The credit ratings agency (CRA) reports that doubters are in two camps: 29% who feel that this is a short-lived period of market calm; and 30% who said markets are irrationally exuberant, ignoring the weak economic outlook for Europe. The remaining 41% of survey respondents think the worst of the crisis is over due to strong support from the European Central Bank (ECB) and policy makers.
There is a stark dichotomy between the continuing recession with rising unemployment across Europe and the rally in financial markets, in Fitch’s view. If the latter is not validated by economic stabilisation and progress towards banking union, the danger is that market volatility will return with a vengeance over the summer, as it did in 2012 and 2011.

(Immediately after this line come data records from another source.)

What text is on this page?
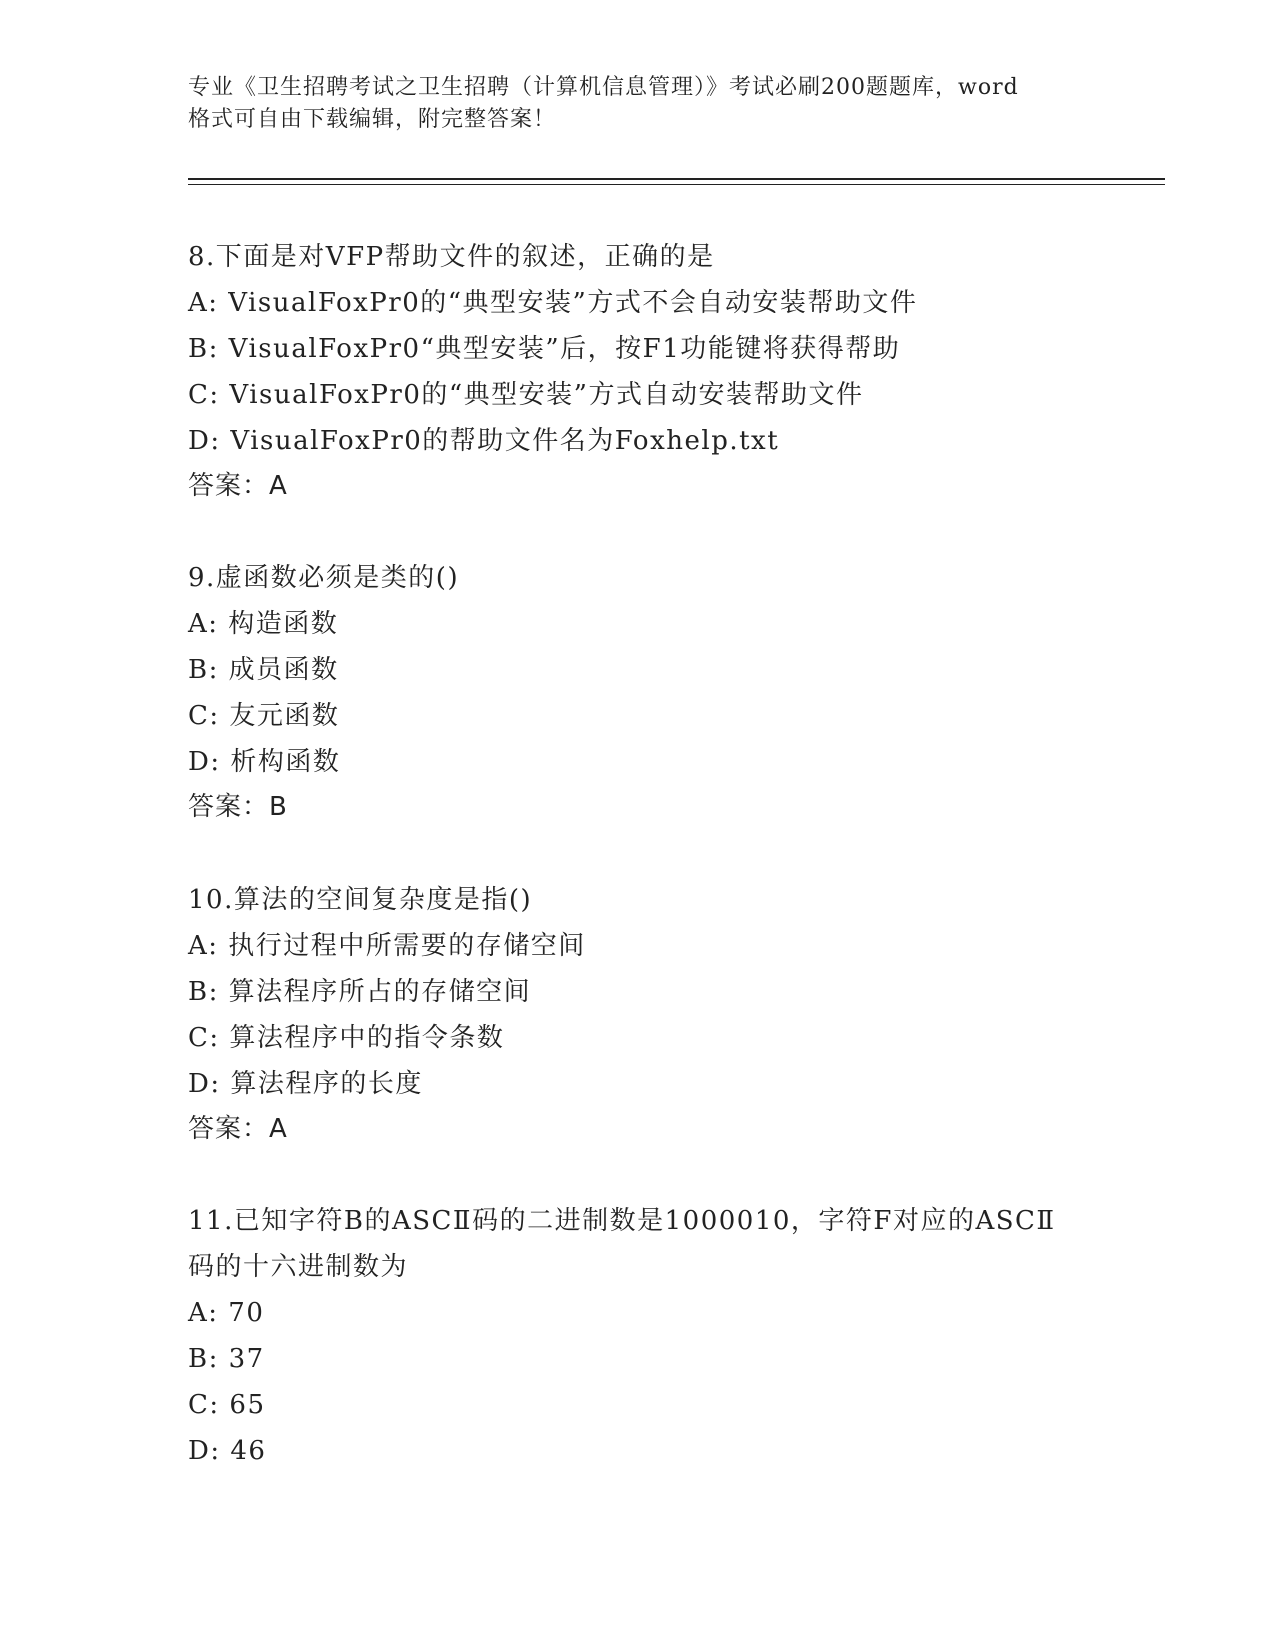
专业《卫生招聘考试之卫生招聘（计算机信息管理）》考试必刷200题题库，word
格式可自由下载编辑，附完整答案！
8.下面是对VFP帮助文件的叙述，正确的是
A: VisualFoxPr0的“典型安装”方式不会自动安装帮助文件
B: VisualFoxPr0“典型安装”后，按F1功能键将获得帮助
C: VisualFoxPr0的“典型安装”方式自动安装帮助文件
D: VisualFoxPr0的帮助文件名为Foxhelp.txt
答案：A
9.虚函数必须是类的()
A: 构造函数
B: 成员函数
C: 友元函数
D: 析构函数
答案：B
10.算法的空间复杂度是指()
A: 执行过程中所需要的存储空间
B: 算法程序所占的存储空间
C: 算法程序中的指令条数
D: 算法程序的长度
答案：A
11.已知字符B的ASCⅡ码的二进制数是1000010，字符F对应的ASCⅡ
码的十六进制数为
A: 70
B: 37
C: 65
D: 46
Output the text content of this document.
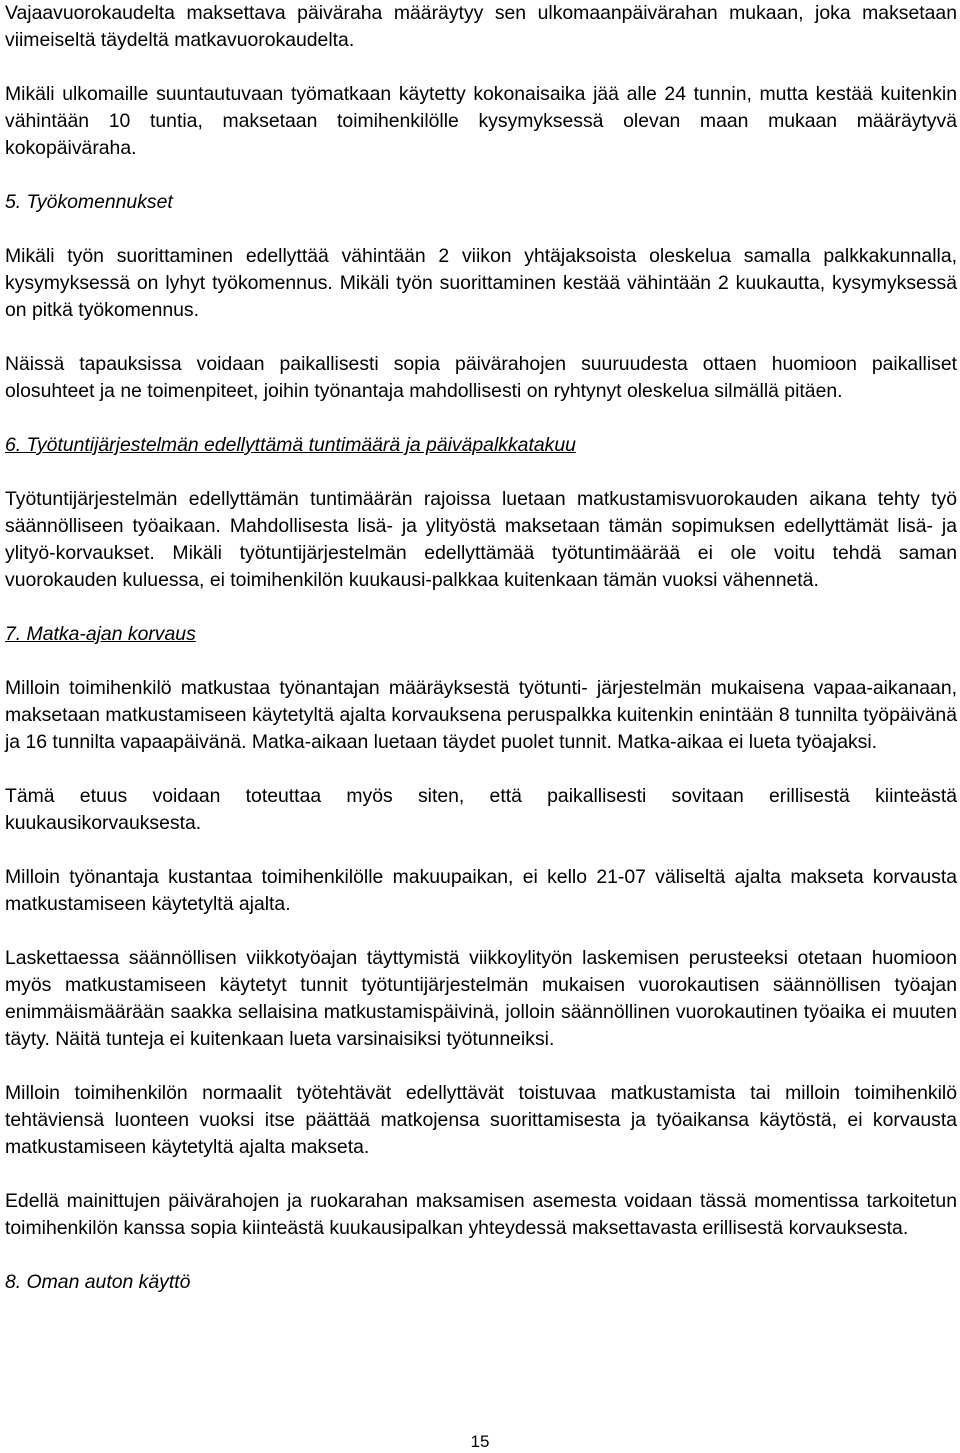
Vajaavuorokaudelta maksettava päiväraha määräytyy sen ulkomaanpäivärahan mukaan, joka maksetaan viimeiseltä täydeltä matkavuorokaudelta.

Mikäli ulkomaille suuntautuvaan työmatkaan käytetty kokonaisaika jää alle 24 tunnin, mutta kestää kuitenkin vähintään 10 tuntia, maksetaan toimihenkilölle kysymyksessä olevan maan mukaan määräytyvä kokopäiväraha.

5. Työkomennukset

Mikäli työn suorittaminen edellyttää vähintään 2 viikon yhtäjaksoista oleskelua samalla palkkakunnalla, kysymyksessä on lyhyt työkomennus. Mikäli työn suorittaminen kestää vähintään 2 kuukautta, kysymyksessä on pitkä työkomennus.

Näissä tapauksissa voidaan paikallisesti sopia päivärahojen suuruudesta ottaen huomioon paikalliset olosuhteet ja ne toimenpiteet, joihin työnantaja mahdollisesti on ryhtynyt oleskelua silmällä pitäen.

6. Työtuntijärjestelmän edellyttämä tuntimäärä ja päiväpalkkatakuu

Työtuntijärjestelmän edellyttämän tuntimäärän rajoissa luetaan matkustamisvuorokauden aikana tehty työ säännölliseen työaikaan. Mahdollisesta lisä- ja ylityöstä maksetaan tämän sopimuksen edellyttämät lisä- ja ylityö-korvaukset. Mikäli työtuntijärjestelmän edellyttämää työtuntimäärää ei ole voitu tehdä saman vuorokauden kuluessa, ei toimihenkilön kuukausi-palkkaa kuitenkaan tämän vuoksi vähennetä.

7. Matka-ajan korvaus

Milloin toimihenkilö matkustaa työnantajan määräyksestä työtunti- järjestelmän mukaisena vapaa-aikanaan, maksetaan matkustamiseen käytetyltä ajalta korvauksena peruspalkka kuitenkin enintään 8 tunnilta työpäivänä ja 16 tunnilta vapaapäivänä. Matka-aikaan luetaan täydet puolet tunnit. Matka-aikaa ei lueta työajaksi.

Tämä etuus voidaan toteuttaa myös siten, että paikallisesti sovitaan erillisestä kiinteästä kuukausikorvauksesta.

Milloin työnantaja kustantaa toimihenkilölle makuupaikan, ei kello 21-07 väliseltä ajalta makseta korvausta matkustamiseen käytetyltä ajalta.

Laskettaessa säännöllisen viikkotyöajan täyttymistä viikkoylityön laskemisen perusteeksi otetaan huomioon myös matkustamiseen käytetyt tunnit työtuntijärjestelmän mukaisen vuorokautisen säännöllisen työajan enimmäismäärään saakka sellaisina matkustamispäivinä, jolloin säännöllinen vuorokautinen työaika ei muuten täyty. Näitä tunteja ei kuitenkaan lueta varsinaisiksi työtunneiksi.

Milloin toimihenkilön normaalit työtehtävät edellyttävät toistuvaa matkustamista tai milloin toimihenkilö tehtäviensä luonteen vuoksi itse päättää matkojensa suorittamisesta ja työaikansa käytöstä, ei korvausta matkustamiseen käytetyltä ajalta makseta.

Edellä mainittujen päivärahojen ja ruokarahan maksamisen asemesta voidaan tässä momentissa tarkoitetun toimihenkilön kanssa sopia kiinteästä kuukausipalkan yhteydessä maksettavasta erillisestä korvauksesta.

8. Oman auton käyttö
15
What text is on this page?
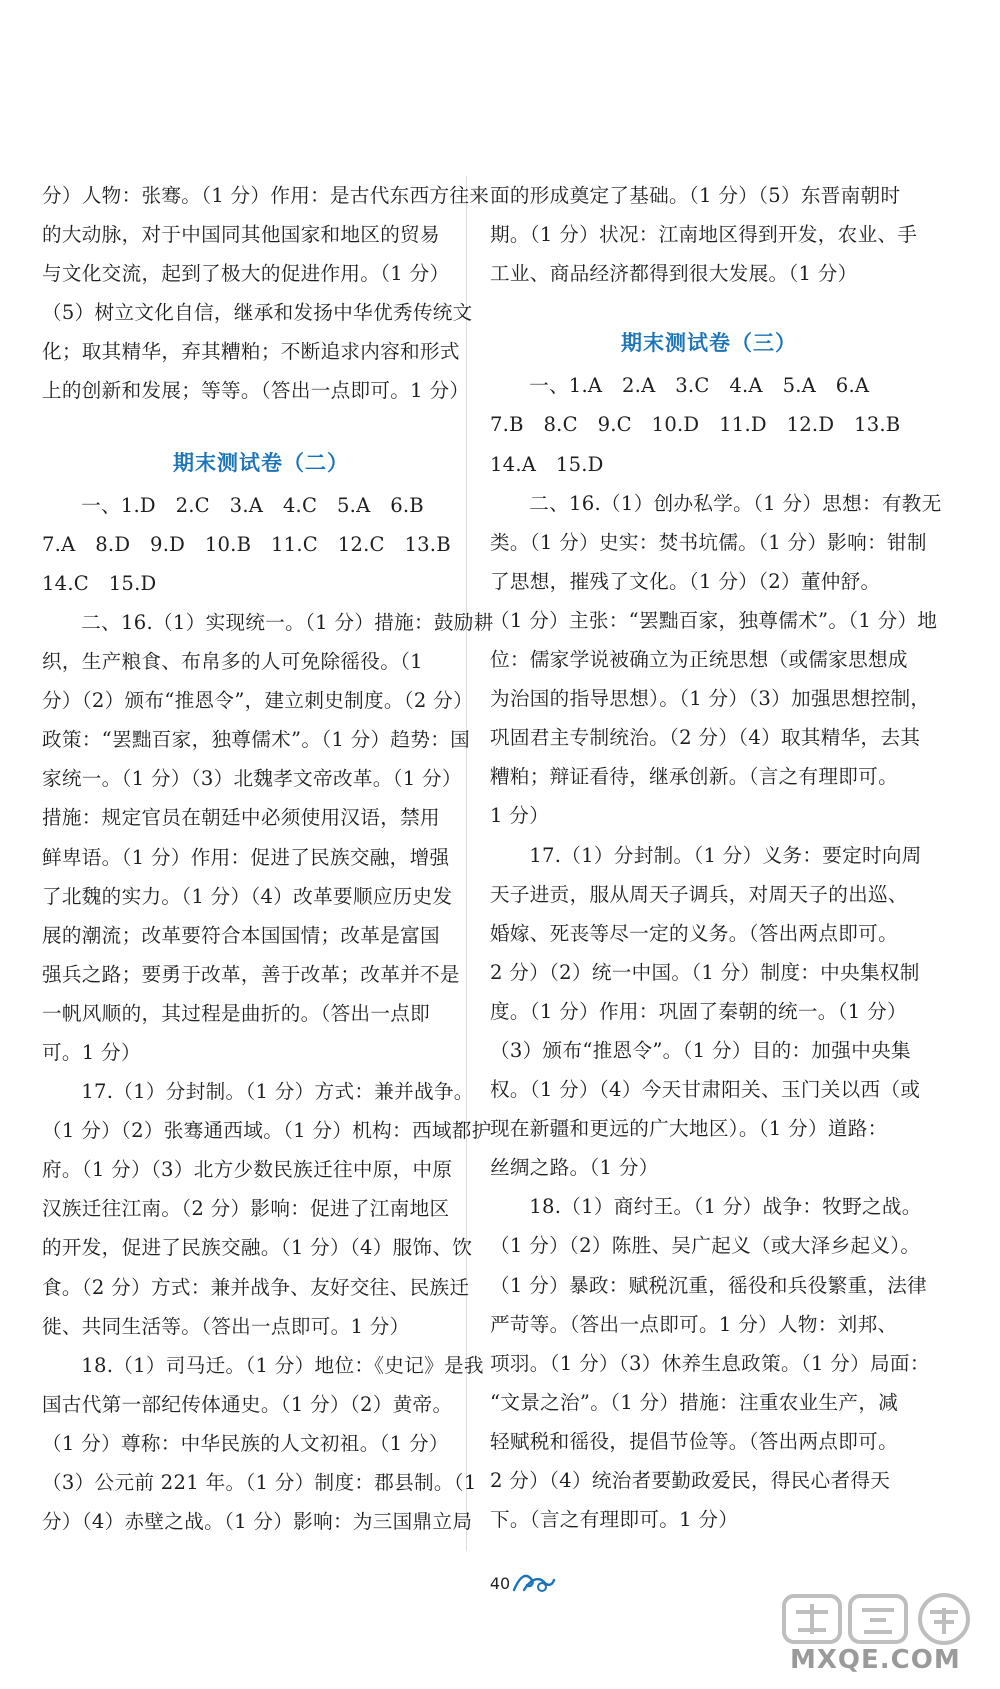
分）人物：张骞。（1 分）作用：是古代东西方往来

的大动脉，对于中国同其他国家和地区的贸易

与文化交流，起到了极大的促进作用。（1 分）

（5）树立文化自信，继承和发扬中华优秀传统文

化；取其精华，弃其糟粕；不断追求内容和形式

上的创新和发展；等等。（答出一点即可。1 分）

期末测试卷（二）

一、1.D　2.C　3.A　4.C　5.A　6.B

7.A　8.D　9.D　10.B　11.C　12.C　13.B

14.C　15.D

二、16.（1）实现统一。（1 分）措施：鼓励耕

织，生产粮食、布帛多的人可免除徭役。（1

分）（2）颁布“推恩令”，建立刺史制度。（2 分）

政策：“罢黜百家，独尊儒术”。（1 分）趋势：国

家统一。（1 分）（3）北魏孝文帝改革。（1 分）

措施：规定官员在朝廷中必须使用汉语，禁用

鲜卑语。（1 分）作用：促进了民族交融，增强

了北魏的实力。（1 分）（4）改革要顺应历史发

展的潮流；改革要符合本国国情；改革是富国

强兵之路；要勇于改革，善于改革；改革并不是

一帆风顺的，其过程是曲折的。（答出一点即

可。1 分）

17.（1）分封制。（1 分）方式：兼并战争。

（1 分）（2）张骞通西域。（1 分）机构：西域都护

府。（1 分）（3）北方少数民族迁往中原，中原

汉族迁往江南。（2 分）影响：促进了江南地区

的开发，促进了民族交融。（1 分）（4）服饰、饮

食。（2 分）方式：兼并战争、友好交往、民族迁

徙、共同生活等。（答出一点即可。1 分）

18.（1）司马迁。（1 分）地位：《史记》是我

国古代第一部纪传体通史。（1 分）（2）黄帝。

（1 分）尊称：中华民族的人文初祖。（1 分）

（3）公元前 221 年。（1 分）制度：郡县制。（1

分）（4）赤壁之战。（1 分）影响：为三国鼎立局

面的形成奠定了基础。（1 分）（5）东晋南朝时

期。（1 分）状况：江南地区得到开发，农业、手

工业、商品经济都得到很大发展。（1 分）

期末测试卷（三）

一、1.A　2.A　3.C　4.A　5.A　6.A

7.B　8.C　9.C　10.D　11.D　12.D　13.B

14.A　15.D

二、16.（1）创办私学。（1 分）思想：有教无

类。（1 分）史实：焚书坑儒。（1 分）影响：钳制

了思想，摧残了文化。（1 分）（2）董仲舒。

（1 分）主张：“罢黜百家，独尊儒术”。（1 分）地

位：儒家学说被确立为正统思想（或儒家思想成

为治国的指导思想）。（1 分）（3）加强思想控制，

巩固君主专制统治。（2 分）（4）取其精华，去其

糟粕；辩证看待，继承创新。（言之有理即可。

1 分）

17.（1）分封制。（1 分）义务：要定时向周

天子进贡，服从周天子调兵，对周天子的出巡、

婚嫁、死丧等尽一定的义务。（答出两点即可。

2 分）（2）统一中国。（1 分）制度：中央集权制

度。（1 分）作用：巩固了秦朝的统一。（1 分）

（3）颁布“推恩令”。（1 分）目的：加强中央集

权。（1 分）（4）今天甘肃阳关、玉门关以西（或

现在新疆和更远的广大地区）。（1 分）道路：

丝绸之路。（1 分）

18.（1）商纣王。（1 分）战争：牧野之战。

（1 分）（2）陈胜、吴广起义（或大泽乡起义）。

（1 分）暴政：赋税沉重，徭役和兵役繁重，法律

严苛等。（答出一点即可。1 分）人物：刘邦、

项羽。（1 分）（3）休养生息政策。（1 分）局面：

“文景之治”。（1 分）措施：注重农业生产，减

轻赋税和徭役，提倡节俭等。（答出两点即可。

2 分）（4）统治者要勤政爱民，得民心者得天

下。（言之有理即可。1 分）

40
MXQE.COM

In the survey, concern for the economy was also evident in investors’ views on recession and inflation risk. Eighty-six per cent said a prolonged recession poses a high risk to the European credit markets, up from 69% in the last survey and an all-time high. In a further indication of the low confidence in economic recovery, the survey respondents regarded inflation as unlikely, with only 9% of respondents ranking it as a high risk while more than three times as many (29%) regard deflation as a high risk.
Fitch conducted the Q213 survey between 3 April and 7 May. It represents the views of managers of an estimated €8.6 trillion of fixed-income assets.